Язык мой прилип к гортани.
— Что же ты молчишь?
— Мне приходилось читать Вергилиану, — наконец ответил я.
— Тогда присядь и прочти вот это…
Она показала мне пурпуровым ногтем место в свитке, и, как умел, я стал читать вергилиановские элегии. Госпожа лежала, заложив нагие руки за голову, слушала, глядя в потолок, и над нею все так же мерно двигалось опахало. Я сидел рядом в кресле, в котором сидели знаменитые философы.
В дверях показалась голова лукавой Лоллы. Маммея оживилась:
— Принесла сладости?
Рабыня расторопно подбежала к ложу, очевидно по опыту зная, что здесь не любят медлительных слуг.
— Вот, госпожа! — и протянула серебряное блюдо, полное орехов в меду.
Маммея, как девочка, стала есть их, слушая стихи о любви и смерти. Потом вдруг предложила мне любезно:
— Попробуй, это вкусно!
Я взял один орех одеревеневшими пальцами. Сласти оказались действительно приятными на вкус, но мне было не до орехов. Я опасался, что допущу какую-нибудь ошибку в произношении, читая трудные стихотворные размеры.
Когда я однажды запнулся, Маммея с шутливой строгостью потрепала мне голову.
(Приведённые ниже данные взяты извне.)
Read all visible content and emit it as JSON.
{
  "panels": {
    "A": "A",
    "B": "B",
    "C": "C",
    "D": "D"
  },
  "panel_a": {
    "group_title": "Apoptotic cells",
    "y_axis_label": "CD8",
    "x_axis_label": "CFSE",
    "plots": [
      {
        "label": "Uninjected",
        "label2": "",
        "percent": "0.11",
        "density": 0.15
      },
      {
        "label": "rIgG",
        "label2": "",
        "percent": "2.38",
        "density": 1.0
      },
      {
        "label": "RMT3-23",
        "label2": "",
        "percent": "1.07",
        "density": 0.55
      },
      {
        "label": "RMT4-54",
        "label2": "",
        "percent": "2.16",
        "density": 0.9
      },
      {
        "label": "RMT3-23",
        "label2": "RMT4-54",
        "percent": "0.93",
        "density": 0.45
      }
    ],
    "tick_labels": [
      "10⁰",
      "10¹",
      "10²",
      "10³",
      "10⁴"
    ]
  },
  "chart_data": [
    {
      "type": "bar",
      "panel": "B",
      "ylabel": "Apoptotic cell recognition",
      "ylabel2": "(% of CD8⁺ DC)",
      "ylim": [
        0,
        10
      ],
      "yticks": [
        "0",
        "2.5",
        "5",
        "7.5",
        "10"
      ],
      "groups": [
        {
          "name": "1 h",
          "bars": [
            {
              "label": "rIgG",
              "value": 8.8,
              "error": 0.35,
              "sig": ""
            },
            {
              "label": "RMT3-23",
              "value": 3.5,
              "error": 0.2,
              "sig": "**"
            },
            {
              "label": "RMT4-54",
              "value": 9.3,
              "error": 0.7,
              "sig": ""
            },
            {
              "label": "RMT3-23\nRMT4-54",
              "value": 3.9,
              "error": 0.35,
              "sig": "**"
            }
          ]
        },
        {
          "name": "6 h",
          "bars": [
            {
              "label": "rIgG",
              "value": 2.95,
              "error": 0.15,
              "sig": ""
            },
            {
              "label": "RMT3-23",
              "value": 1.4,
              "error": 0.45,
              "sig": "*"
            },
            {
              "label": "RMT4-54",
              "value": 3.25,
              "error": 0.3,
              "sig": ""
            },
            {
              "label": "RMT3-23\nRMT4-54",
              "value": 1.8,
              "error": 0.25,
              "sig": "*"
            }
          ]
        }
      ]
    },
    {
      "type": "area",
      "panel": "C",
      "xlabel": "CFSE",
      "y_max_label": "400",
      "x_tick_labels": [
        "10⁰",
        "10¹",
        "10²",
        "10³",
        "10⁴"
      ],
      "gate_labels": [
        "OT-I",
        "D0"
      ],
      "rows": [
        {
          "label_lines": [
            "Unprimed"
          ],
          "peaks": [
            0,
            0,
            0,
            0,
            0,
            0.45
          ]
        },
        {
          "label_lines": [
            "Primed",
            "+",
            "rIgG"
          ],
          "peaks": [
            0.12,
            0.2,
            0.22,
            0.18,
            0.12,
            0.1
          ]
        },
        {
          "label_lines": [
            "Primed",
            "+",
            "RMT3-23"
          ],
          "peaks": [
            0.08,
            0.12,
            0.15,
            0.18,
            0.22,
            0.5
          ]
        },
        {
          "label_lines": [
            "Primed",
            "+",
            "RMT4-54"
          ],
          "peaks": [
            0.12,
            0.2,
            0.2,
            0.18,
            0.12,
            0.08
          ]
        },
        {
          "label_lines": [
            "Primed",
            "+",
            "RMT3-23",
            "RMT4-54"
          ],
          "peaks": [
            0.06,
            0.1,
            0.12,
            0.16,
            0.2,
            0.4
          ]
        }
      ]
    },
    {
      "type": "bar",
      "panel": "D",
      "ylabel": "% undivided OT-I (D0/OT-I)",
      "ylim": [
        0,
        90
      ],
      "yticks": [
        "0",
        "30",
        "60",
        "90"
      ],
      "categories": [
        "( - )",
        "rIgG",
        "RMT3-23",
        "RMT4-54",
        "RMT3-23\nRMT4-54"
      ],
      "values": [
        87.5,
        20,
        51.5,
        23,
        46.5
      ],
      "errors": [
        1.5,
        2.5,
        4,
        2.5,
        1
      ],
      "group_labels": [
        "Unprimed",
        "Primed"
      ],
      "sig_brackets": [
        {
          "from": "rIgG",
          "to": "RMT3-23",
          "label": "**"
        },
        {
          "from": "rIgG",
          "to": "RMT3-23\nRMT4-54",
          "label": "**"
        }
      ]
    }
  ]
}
Я покраснел. Мне всегда было стыдно, что у меня детский румянец на щеках.
— Какие волосы у тебя! — сказала она.
Я удивился.
— Твои волосы, госпожа, как золото, — прошептал я.
— Золото? Оно вот в этой склянке. А твои — как спелая сарматская пшеница, — рассмеялась она, видимо польщенная. — Но продолжай!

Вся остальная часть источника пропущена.